Say I want to provide fulltext search for a database of books. Assume following models:
Model 1:
TABLE: book
- book_id
- name
TABLE: book_author
- book_author_id
- book_id
- author_id
TABLE: author
- author_id
- name
(a book can have 0 or more authors)
Model 2:
TABLE: book
- book_id
- name
TABLE: book_eav
- book_eav_id
- book_id
- attribute (e.g. "author")
- value (e.g. "Tom Clancy")
(a book can have 0 or more authors + information about publisher, number of pages, etc.)
What do I need to do in order to insert all the authors associated with a particular book in a document to be indexed? Do I put all the authors in one field in the document? Would I use some sort of delimiter to group author information? I'm looking for general strategies with this kind of data.

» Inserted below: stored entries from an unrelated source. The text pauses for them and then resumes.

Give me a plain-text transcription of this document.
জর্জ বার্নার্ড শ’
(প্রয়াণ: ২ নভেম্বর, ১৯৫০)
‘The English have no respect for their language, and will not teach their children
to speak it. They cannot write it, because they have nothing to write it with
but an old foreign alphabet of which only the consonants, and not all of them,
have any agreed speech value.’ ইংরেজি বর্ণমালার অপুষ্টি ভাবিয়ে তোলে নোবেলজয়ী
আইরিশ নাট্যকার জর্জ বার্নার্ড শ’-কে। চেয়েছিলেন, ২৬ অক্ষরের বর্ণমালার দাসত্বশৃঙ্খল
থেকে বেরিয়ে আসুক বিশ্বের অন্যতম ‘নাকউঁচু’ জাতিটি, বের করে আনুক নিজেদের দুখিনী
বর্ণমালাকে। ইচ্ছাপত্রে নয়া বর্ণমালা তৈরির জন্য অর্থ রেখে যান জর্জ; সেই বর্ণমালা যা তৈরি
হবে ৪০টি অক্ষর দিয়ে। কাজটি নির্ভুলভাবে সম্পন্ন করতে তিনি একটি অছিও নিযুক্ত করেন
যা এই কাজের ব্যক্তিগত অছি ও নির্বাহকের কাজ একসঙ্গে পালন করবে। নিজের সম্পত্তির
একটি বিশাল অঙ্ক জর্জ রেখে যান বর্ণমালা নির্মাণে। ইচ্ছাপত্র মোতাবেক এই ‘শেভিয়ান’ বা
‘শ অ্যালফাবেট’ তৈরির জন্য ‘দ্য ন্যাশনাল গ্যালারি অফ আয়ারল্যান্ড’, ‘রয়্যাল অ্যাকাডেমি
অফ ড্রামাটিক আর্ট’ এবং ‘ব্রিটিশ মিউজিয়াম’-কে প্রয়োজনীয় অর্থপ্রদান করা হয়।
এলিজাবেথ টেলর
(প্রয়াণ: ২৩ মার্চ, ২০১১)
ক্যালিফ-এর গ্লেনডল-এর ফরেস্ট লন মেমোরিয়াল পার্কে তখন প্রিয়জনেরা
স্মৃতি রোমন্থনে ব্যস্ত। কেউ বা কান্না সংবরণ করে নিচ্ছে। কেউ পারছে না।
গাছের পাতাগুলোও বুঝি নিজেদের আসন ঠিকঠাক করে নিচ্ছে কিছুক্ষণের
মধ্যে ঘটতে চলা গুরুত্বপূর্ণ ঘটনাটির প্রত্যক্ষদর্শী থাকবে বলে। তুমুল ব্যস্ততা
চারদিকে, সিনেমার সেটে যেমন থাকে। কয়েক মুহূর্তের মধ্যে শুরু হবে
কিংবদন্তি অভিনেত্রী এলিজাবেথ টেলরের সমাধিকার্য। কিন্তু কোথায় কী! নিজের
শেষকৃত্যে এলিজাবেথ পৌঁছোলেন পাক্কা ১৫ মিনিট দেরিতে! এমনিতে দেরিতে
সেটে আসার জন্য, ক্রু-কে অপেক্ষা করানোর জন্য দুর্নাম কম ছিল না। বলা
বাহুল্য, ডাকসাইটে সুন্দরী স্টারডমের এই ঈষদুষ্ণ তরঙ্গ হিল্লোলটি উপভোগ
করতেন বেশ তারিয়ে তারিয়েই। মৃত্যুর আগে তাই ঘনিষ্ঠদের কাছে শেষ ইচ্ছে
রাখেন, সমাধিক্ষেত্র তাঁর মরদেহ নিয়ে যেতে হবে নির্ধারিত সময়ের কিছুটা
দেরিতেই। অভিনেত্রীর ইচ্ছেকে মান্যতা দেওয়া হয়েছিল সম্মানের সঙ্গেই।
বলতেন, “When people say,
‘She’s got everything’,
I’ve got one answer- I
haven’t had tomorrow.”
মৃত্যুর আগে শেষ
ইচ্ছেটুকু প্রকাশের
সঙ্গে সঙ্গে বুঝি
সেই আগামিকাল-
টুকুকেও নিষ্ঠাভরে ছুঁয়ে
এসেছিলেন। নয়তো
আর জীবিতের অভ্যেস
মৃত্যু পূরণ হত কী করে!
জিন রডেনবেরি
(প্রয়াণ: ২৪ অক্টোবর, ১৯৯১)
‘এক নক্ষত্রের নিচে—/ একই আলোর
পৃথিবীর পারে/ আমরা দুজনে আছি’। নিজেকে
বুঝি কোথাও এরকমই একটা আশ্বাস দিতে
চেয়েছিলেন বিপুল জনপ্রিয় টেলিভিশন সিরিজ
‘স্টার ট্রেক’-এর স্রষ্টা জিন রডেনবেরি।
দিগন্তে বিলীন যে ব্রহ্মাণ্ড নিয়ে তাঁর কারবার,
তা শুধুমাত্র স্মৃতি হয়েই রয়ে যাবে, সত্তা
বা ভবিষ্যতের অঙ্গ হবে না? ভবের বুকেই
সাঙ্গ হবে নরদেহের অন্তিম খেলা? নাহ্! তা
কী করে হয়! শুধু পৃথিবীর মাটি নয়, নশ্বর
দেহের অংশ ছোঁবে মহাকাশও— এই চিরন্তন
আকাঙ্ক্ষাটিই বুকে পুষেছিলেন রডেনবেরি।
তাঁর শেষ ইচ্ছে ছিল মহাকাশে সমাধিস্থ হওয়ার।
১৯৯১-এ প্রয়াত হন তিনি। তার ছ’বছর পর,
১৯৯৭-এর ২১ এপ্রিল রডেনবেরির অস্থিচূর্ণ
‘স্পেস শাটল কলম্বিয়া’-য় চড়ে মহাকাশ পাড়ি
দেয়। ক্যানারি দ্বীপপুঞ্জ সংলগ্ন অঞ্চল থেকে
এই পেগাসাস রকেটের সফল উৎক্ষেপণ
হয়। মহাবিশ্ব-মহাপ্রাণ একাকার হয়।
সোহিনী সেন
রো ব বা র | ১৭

Put all the authors in one field in the document with a delimiter. So the document schema will be:
book_id
name
author: |author 1|author 2|...|author n|
other_attribute_1: |val 1|val 2|
other_attribute_2: |val 1|val 2|
With this schema you can search by author with different boosts with a query like:
(author:"|Tom Clancy|")^10 OR
(author:"Tom Clancy")^5 OR
(author:Tom Clancy)^1
This query will show the exact matches first, phrase matches then and finally other matches.